Slowly, she turned her wrist, trying to check her watch. The room was hot, and sweat dripped down her arm. The metal band had slipped around to the inside of her wrist and there was no way to see the time.

  Sara jerked back as blood squirted straight up into her face. She wiped it off with the back of her hand and kept going, telling Smith, “Forceps.”

  He rooted around for the instrument with one hand, holding the light with the other. Sara used some gauze to wipe away blood, saying, “I can’t see it.”

  “Hate that for you,” Smith said, sounding as if he was enjoying the drama.

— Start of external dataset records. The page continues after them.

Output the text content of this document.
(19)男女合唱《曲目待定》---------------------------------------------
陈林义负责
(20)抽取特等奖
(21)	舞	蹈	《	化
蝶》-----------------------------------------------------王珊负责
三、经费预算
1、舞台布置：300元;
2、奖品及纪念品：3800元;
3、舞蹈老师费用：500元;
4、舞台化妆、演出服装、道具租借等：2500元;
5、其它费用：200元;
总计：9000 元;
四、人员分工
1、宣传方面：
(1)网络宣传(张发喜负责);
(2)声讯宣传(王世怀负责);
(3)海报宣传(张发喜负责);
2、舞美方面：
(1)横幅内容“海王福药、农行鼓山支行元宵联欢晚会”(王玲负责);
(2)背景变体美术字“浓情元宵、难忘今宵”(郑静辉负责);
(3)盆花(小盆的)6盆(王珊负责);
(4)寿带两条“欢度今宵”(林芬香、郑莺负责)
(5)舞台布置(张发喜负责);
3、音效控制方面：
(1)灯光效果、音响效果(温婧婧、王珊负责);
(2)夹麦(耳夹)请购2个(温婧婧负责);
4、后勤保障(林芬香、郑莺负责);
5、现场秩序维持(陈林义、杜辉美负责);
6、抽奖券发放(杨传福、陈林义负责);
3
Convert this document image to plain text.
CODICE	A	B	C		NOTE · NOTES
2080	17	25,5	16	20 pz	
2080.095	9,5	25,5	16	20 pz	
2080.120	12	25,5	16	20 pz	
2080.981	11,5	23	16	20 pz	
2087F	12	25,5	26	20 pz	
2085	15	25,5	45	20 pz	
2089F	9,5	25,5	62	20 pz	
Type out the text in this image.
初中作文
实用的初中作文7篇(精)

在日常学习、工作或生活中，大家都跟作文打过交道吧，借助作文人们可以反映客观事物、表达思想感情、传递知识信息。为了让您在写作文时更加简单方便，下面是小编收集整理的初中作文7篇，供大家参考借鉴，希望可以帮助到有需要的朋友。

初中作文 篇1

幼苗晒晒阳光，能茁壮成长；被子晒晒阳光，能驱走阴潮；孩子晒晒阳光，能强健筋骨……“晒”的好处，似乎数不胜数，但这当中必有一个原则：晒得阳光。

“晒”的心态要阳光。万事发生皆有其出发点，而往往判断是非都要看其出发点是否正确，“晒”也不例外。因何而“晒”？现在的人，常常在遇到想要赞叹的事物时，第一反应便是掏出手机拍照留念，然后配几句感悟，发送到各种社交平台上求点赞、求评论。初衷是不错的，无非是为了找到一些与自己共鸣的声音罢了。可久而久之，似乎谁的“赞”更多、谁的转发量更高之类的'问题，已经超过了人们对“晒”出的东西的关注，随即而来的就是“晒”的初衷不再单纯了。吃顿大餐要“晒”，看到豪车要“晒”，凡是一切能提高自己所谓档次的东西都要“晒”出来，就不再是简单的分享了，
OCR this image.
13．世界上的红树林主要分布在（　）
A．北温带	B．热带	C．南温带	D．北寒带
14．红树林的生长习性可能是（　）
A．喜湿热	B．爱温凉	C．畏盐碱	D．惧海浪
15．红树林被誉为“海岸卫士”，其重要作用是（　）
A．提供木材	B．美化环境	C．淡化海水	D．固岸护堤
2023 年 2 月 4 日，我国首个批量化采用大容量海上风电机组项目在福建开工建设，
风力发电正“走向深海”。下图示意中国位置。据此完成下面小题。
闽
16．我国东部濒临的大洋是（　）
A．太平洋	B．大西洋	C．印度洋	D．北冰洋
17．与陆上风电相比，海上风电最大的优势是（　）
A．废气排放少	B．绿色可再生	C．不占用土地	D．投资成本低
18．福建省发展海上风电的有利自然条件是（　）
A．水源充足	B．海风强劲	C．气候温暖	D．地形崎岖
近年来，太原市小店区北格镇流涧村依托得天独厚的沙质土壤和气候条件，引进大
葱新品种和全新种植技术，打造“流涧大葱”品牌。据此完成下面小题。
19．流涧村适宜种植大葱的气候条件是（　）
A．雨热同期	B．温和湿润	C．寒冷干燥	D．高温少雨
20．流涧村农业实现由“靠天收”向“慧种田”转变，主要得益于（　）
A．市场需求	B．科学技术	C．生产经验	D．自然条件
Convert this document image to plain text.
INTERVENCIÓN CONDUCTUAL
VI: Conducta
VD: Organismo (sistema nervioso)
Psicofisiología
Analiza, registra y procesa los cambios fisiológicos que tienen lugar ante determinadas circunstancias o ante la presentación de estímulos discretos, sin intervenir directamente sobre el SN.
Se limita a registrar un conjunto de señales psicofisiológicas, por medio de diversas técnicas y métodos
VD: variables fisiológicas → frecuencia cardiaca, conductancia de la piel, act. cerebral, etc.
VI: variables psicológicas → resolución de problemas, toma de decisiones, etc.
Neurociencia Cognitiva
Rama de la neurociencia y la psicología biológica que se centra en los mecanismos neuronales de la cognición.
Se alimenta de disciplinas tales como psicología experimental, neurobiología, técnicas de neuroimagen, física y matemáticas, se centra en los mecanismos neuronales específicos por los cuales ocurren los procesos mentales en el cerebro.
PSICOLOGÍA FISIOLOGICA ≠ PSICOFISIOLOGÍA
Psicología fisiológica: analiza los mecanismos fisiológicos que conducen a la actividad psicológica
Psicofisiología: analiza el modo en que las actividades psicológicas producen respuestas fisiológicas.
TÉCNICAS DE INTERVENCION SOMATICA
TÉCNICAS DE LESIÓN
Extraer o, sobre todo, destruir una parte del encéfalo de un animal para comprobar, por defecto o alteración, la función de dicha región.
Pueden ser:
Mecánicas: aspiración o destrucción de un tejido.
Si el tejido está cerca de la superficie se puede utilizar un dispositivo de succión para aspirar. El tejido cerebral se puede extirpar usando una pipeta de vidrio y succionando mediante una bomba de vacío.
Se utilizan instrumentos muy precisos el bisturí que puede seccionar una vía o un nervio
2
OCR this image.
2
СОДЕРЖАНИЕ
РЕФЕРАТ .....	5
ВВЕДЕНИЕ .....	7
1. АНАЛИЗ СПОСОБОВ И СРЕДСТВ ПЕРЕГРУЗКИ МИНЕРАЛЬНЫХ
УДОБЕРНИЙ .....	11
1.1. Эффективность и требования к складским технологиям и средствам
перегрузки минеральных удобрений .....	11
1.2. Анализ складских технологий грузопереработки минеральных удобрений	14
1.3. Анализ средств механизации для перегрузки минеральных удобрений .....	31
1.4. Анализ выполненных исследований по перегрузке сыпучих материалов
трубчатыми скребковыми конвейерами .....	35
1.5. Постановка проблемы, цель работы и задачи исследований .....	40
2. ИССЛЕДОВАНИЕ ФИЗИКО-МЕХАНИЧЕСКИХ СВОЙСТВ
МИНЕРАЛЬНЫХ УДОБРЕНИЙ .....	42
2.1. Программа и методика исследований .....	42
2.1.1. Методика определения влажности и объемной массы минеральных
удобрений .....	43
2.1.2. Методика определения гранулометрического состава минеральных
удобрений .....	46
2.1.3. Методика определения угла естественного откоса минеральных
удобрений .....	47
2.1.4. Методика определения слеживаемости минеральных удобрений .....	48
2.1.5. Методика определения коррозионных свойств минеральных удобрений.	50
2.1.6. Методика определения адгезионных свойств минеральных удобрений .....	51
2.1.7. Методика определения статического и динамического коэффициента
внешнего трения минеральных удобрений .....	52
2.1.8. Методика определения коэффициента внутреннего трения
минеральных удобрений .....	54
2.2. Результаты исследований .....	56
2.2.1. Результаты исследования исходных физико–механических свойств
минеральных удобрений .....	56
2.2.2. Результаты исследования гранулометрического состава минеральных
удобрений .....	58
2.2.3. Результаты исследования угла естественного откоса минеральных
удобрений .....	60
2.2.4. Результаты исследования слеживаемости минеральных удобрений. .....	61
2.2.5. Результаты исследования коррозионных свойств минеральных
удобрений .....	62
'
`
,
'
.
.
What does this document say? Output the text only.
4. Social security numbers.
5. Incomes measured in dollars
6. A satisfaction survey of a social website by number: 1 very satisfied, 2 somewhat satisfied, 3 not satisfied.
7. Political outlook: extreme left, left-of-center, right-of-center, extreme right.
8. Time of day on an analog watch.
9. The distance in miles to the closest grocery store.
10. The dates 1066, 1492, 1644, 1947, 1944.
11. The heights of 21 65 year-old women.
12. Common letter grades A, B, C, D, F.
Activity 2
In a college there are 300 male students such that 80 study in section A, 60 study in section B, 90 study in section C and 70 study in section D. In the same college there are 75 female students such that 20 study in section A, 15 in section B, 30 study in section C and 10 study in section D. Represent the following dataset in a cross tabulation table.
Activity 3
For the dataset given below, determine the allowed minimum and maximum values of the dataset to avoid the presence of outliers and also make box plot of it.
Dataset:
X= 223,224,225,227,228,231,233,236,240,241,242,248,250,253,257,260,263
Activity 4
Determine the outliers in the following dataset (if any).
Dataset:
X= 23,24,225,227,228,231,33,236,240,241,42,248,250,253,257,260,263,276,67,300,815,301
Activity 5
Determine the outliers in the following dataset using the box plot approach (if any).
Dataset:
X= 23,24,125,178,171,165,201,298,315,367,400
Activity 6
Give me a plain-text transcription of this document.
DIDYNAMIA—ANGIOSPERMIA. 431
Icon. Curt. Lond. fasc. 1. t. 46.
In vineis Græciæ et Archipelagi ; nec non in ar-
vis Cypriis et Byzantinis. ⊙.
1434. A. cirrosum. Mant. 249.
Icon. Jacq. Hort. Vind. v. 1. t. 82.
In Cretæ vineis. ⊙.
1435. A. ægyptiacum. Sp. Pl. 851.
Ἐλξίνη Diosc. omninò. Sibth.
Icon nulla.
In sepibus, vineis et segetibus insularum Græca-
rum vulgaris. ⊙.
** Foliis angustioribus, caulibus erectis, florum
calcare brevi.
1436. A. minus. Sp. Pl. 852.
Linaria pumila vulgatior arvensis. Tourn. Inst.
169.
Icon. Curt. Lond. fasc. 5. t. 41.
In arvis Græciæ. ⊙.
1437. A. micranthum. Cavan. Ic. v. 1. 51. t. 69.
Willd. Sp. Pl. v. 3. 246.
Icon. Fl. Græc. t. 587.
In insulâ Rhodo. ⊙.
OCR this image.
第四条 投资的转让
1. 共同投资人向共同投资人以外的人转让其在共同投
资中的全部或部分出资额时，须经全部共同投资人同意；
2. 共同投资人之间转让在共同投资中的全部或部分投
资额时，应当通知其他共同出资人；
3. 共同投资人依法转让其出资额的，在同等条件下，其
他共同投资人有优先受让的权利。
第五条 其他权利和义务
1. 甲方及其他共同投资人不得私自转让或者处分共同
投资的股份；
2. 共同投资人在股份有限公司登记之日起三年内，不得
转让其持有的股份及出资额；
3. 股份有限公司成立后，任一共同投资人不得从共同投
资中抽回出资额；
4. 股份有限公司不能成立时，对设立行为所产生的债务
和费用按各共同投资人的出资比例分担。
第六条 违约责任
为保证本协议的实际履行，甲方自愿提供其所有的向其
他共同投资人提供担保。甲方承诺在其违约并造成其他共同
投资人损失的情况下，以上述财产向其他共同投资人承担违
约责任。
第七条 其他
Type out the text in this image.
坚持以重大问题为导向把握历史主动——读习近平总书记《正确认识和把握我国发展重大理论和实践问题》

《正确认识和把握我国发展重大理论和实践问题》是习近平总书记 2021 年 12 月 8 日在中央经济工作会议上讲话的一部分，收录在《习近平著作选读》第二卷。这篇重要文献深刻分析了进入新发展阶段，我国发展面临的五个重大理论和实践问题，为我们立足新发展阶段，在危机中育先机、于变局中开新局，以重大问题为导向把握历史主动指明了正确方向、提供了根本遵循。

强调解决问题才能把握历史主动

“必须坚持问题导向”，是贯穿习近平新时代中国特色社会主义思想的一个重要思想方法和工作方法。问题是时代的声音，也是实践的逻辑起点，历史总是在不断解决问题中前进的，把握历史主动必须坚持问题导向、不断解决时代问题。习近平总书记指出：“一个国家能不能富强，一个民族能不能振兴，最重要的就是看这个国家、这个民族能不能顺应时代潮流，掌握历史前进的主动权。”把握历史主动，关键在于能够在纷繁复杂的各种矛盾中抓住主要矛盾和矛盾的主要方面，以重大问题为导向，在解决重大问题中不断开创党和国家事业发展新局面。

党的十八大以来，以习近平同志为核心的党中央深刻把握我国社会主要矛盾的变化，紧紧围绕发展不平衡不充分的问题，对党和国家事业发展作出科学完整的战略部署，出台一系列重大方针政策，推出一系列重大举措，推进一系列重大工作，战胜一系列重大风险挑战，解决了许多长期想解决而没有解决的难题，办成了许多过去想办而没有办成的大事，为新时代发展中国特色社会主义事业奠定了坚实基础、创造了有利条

  “I can’t get it if I can’t see it.”

  “Calm down,” Smith said, handing her the forceps, which looked like giant tweezers. “Here,” he said, shaking them in the air.

  Sara took the forceps, but she did nothing.

  “You’re taking all the fun out of this,” Smith said, patting gauze around the incision. “You can find it,” he coaxed. “I have faith in you.”

  “I could kill him.”

  “Now you know how I feel,” he said, flashing a nasty grin. “Go on.”

  For a second, Sara looked as if she was going to refuse, but she put her thumb and fingers through the handle of the forceps and inserted them into the wound. More blood squirted up, and she said, “Clamp.” When Smith did not move fast enough, she said, “Now! Give me the clamp!”

  Smith held out the instrument and Sara dropped the forceps on the floor. They clattered, a crushed bullet pinging against the tiles. She reached in with the clamp even as blood pumped all around her. Then suddenly, the blood stopped.

  Lena looked at Smith’s watch again.

  3:30:58.

  “That wasn’t so bad,” Smith said, obviously pleased. He used the flashlight to see inside the wound, a big smile plastered on his face, as if he was a child who had won a game against an adult.

  “He has about twenty minutes,” Sara said, packing gauze into the open incision. “If he doesn’t get to a hospital, he’ll lose his arm.”